Figure 1Algorithm based on the EULAR PtCs for the management of D2T RA. The pyramid background with increasing intensity of blue colour indicates non-pharmacological approaches and treatments, which are important throughout all phases of RA, but especially so if pharmacological treatment options are limited.

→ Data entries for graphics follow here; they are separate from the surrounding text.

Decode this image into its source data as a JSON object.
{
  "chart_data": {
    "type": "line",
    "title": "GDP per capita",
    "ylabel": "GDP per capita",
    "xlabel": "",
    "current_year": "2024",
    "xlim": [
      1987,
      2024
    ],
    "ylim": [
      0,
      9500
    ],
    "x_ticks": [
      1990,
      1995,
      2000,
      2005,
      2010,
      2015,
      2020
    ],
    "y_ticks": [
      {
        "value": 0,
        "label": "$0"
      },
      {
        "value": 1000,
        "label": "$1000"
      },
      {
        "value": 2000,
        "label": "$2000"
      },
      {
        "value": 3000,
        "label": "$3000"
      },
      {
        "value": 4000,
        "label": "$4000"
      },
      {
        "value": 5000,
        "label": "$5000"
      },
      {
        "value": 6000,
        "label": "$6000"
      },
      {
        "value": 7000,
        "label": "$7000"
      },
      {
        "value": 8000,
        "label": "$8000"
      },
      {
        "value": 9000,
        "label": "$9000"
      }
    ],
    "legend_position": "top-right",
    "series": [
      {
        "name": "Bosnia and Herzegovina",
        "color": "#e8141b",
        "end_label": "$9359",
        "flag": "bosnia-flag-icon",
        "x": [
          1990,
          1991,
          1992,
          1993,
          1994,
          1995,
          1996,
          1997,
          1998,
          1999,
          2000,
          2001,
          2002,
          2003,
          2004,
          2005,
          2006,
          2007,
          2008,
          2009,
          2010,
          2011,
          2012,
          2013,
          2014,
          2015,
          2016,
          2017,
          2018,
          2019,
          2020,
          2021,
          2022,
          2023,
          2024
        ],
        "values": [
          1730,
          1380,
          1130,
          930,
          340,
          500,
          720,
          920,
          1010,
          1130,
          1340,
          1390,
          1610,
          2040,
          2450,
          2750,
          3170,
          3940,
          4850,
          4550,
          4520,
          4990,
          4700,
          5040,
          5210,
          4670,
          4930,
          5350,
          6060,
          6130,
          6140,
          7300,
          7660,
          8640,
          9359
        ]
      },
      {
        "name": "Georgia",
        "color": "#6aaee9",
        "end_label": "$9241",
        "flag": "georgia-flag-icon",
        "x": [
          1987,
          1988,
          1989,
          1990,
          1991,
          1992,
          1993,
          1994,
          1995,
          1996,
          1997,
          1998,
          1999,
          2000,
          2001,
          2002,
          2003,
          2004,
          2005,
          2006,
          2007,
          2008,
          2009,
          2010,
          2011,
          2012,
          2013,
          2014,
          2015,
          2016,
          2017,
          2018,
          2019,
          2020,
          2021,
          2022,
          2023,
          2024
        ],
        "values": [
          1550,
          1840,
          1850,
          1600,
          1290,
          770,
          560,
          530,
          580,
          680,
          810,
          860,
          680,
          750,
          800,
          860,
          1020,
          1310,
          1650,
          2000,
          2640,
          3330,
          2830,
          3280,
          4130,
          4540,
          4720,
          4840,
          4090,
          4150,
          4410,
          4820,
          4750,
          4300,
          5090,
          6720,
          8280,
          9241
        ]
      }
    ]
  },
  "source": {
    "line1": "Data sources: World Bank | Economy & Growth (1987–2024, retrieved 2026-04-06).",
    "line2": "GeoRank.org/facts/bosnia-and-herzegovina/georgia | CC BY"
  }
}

The letters and numbers indicate the corresponding overarching principles and PtCs, respectively; see table 1. D2T, difficult-to-treat; DMARD, disease-modifying antirheumatic drug; EULAR, European Alliance of Associations for Rheumatology; PtCs, points to consider; RA, rheumatoid arthritis.
Research agenda
| 1 | How can we optimally confirm a diagnosis of RA in patients with D2T RA? |
| 2 | Which reference standard should be used to assess the presence or absence of inflammation in patients with D2T RA, in whom there is a doubt after assessment by traditional measures? |
| 3 | What is the role of synovial biopsies in the assessment of the presence or absence of inflammation in D2T RA? |
| 4 | Could synovial tissue analyses be used to stratify b/tsDMARD treatment in D2T RA? |
| 5 | Could treatment history be used to stratify b/tsDMARD treatment in D2T RA? |
| 6 | Are any of the b/tsDMARDs superior to treat inflammatory disease activity in D2T RA? |
| 7 | Which DMARD is preferred in patients with D2T RA with specific adverse events, comorbidities (including extra-articular manifestations), other coexisting conditions and other contraindications that limit DMARD options?* |
| 8 | Could the development of the D2T RA state be prevented by adequate management of the potentially contributing factors in an earlier phase of RA? |
| 9 | Could the D2T RA state be ameliorated if potentially contributing factors are adequately addressed? |
| 10 | Does ‘true’ refractory RA (patients in whom (b/ts)DMARDs are truly ineffective) really exist? |
| 11 | Which immunological mechanisms and/or pathways underlie inefficacy to multiple b/tsDMARDs in D2T RA? |
| 12 | How does smoking impact D2T RA? |
| 13 | How does obesity impact D2T RA? And which treatment is preferred in patients with D2T RA with obesity? |
| 14 | What is the role of therapeutic drug monitoring to in the management of DT RA? |
*For example, infections (HIV and TB); malignancies; lung disease (fibrosis, asthma and COPD); CVD (hypertension and cardiomyopathy); hyperlipidaemia; chronic kidney dysfunction; chronic liver dysfunction; liver enzyme elevation; osteoporosis; diabetes mellitus; thrombosis; depression and anxiety.
b/tsDMARDs, biological or targeted synthetic disease-modifying antirheumatic drugs; COPD, chronic obstructive pulmonary disease; CVD, cardiovascular disease; D2T, difficult-to-treat; RA, rheumatoid arthritis; TB, tuberculosis.